Second, we need to think out of the box (I know, I hate that term too, but it’s Friday) Our sister group in Washington State has one idea that might work. They call it “pay it forward.” It allows “students in public institutions of higher education pay no tuition up-front, in exchange for agreeing to pay 3.0% of their annual income over the next 30 years. In so doing, they “pay forward” the opportunity for future students to do the same.” Sounds promising, but it will definitely take some educating (pun intended) to get policy makers and others around this idea.

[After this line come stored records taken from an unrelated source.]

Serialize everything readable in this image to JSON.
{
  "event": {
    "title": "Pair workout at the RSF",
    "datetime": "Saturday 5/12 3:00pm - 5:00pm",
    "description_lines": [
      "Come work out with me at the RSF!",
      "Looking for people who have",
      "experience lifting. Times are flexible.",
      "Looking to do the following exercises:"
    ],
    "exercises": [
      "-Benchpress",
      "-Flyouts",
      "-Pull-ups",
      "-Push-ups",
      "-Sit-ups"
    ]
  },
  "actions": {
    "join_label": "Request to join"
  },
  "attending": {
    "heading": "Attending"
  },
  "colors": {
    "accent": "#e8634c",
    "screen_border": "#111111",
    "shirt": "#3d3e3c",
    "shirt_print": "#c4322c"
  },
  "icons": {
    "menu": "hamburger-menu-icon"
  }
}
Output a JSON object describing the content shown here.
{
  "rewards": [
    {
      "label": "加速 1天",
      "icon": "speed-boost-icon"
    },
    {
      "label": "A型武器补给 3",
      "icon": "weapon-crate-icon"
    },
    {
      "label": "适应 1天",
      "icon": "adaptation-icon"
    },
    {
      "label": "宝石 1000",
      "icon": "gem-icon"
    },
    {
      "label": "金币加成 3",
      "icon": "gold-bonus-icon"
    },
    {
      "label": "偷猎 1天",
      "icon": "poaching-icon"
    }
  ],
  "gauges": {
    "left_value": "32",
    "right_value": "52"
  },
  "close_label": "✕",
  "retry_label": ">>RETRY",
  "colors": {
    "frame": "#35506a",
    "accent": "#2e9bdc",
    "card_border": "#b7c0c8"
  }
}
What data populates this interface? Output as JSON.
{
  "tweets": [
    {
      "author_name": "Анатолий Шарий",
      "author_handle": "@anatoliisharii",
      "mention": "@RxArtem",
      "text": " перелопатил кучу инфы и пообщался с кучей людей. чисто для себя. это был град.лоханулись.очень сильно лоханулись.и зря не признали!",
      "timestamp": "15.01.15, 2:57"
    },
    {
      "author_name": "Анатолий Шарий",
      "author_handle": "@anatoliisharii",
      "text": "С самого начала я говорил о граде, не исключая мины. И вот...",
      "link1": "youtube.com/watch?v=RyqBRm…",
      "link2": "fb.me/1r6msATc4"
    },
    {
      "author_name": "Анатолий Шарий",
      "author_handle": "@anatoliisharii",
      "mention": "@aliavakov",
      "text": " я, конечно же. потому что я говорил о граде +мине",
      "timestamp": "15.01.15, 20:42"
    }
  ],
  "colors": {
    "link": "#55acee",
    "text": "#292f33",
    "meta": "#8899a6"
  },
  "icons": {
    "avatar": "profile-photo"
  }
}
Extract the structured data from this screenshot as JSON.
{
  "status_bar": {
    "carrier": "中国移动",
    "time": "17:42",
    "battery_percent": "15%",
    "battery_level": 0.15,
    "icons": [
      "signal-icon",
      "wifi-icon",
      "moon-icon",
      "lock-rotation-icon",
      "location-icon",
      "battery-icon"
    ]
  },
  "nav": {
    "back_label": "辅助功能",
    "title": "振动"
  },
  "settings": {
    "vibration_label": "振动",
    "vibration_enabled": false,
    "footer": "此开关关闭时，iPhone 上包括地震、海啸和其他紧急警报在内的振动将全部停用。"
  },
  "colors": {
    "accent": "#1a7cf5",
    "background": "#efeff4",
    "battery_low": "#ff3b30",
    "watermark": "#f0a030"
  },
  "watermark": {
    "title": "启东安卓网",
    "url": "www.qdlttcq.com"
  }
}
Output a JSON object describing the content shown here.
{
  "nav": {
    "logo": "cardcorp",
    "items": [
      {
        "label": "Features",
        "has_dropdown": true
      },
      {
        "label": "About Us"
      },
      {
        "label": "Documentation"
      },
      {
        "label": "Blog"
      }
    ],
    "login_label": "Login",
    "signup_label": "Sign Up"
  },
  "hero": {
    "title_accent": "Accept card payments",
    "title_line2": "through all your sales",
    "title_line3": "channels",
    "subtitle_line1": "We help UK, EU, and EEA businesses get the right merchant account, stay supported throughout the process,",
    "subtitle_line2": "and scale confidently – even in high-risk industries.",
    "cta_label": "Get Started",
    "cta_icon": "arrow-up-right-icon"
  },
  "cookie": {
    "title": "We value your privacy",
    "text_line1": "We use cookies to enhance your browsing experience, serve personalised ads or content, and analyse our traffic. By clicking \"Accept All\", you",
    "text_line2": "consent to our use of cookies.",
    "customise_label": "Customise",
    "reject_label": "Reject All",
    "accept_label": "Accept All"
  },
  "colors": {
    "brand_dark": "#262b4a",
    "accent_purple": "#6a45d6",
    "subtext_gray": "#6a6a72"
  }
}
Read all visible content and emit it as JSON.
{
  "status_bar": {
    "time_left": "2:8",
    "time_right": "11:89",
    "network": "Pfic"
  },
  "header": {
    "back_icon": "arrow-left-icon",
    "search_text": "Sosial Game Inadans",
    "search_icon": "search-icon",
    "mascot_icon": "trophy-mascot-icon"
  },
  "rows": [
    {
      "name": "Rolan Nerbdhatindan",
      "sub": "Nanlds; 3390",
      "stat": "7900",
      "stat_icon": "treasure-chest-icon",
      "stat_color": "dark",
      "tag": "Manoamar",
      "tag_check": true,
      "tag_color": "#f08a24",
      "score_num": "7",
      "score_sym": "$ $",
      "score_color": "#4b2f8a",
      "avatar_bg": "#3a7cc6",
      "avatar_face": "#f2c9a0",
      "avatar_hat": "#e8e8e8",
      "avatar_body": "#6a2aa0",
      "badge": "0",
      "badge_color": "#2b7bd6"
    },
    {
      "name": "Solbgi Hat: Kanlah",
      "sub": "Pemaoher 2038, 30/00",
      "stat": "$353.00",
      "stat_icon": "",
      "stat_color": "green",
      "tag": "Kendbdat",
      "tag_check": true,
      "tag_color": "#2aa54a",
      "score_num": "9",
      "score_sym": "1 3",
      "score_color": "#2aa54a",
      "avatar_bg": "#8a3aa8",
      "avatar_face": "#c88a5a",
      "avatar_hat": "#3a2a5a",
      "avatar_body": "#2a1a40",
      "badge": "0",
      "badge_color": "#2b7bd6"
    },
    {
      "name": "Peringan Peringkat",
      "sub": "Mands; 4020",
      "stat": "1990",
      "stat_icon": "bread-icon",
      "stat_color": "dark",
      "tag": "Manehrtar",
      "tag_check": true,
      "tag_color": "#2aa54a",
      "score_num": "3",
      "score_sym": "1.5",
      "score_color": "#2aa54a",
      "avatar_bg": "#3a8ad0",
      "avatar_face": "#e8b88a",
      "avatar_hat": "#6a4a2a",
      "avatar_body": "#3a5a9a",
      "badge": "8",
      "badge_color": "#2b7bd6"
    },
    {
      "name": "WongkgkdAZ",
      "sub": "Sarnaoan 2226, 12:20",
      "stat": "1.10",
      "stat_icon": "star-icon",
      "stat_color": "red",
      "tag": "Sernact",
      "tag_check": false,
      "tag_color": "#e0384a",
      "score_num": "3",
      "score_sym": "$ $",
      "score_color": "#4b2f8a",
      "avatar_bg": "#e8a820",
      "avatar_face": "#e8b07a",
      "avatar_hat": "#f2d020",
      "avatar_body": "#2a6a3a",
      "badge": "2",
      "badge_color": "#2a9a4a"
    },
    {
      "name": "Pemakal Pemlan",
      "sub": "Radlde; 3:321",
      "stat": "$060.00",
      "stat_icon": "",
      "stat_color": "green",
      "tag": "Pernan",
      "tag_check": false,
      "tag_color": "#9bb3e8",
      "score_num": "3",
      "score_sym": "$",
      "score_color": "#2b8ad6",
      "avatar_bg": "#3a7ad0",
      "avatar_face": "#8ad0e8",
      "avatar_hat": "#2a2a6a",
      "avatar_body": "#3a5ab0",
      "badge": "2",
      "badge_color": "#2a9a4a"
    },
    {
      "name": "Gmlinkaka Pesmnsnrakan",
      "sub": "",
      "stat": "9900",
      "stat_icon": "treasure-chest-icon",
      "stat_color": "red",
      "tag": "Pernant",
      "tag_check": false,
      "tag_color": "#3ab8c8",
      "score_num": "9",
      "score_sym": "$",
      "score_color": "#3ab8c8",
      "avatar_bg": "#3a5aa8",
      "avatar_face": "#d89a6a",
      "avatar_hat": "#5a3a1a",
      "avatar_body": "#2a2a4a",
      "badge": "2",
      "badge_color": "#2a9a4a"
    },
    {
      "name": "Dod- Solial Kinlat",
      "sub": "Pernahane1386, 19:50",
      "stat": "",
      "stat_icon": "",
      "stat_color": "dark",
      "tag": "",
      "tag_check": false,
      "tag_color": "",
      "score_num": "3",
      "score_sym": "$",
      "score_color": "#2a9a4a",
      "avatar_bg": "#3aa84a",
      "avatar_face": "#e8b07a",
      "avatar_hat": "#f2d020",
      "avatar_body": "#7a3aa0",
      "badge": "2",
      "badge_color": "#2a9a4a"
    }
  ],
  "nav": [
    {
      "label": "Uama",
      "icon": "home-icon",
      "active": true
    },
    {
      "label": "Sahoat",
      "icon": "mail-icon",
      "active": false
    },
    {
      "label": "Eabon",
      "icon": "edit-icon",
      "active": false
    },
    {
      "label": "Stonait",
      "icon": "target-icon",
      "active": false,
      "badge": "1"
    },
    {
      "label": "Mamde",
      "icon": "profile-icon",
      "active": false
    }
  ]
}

Another option is to get the federal government to close the tuition gap by redirecting tax subsidies to pay for free college education. As Michael Konczal astonishingly points out, we are probably paying more to finance student debt through the federal tax code ($22.7 billion) each year than it would cost to provide free public higher education ($15-$30 billion).
Lastly, the state could simply allocate more funds to higher education institutions. My best guess is that if we could find $300-600 million dollars it would allow the state to make in-state college tuition free. Now that would create a wonderful business climate, unlike some other ideas.
No matter what option we pursue, something needs to happen soon. As Krugman points out, we do not want “ignorance is strength” to be our new state motto.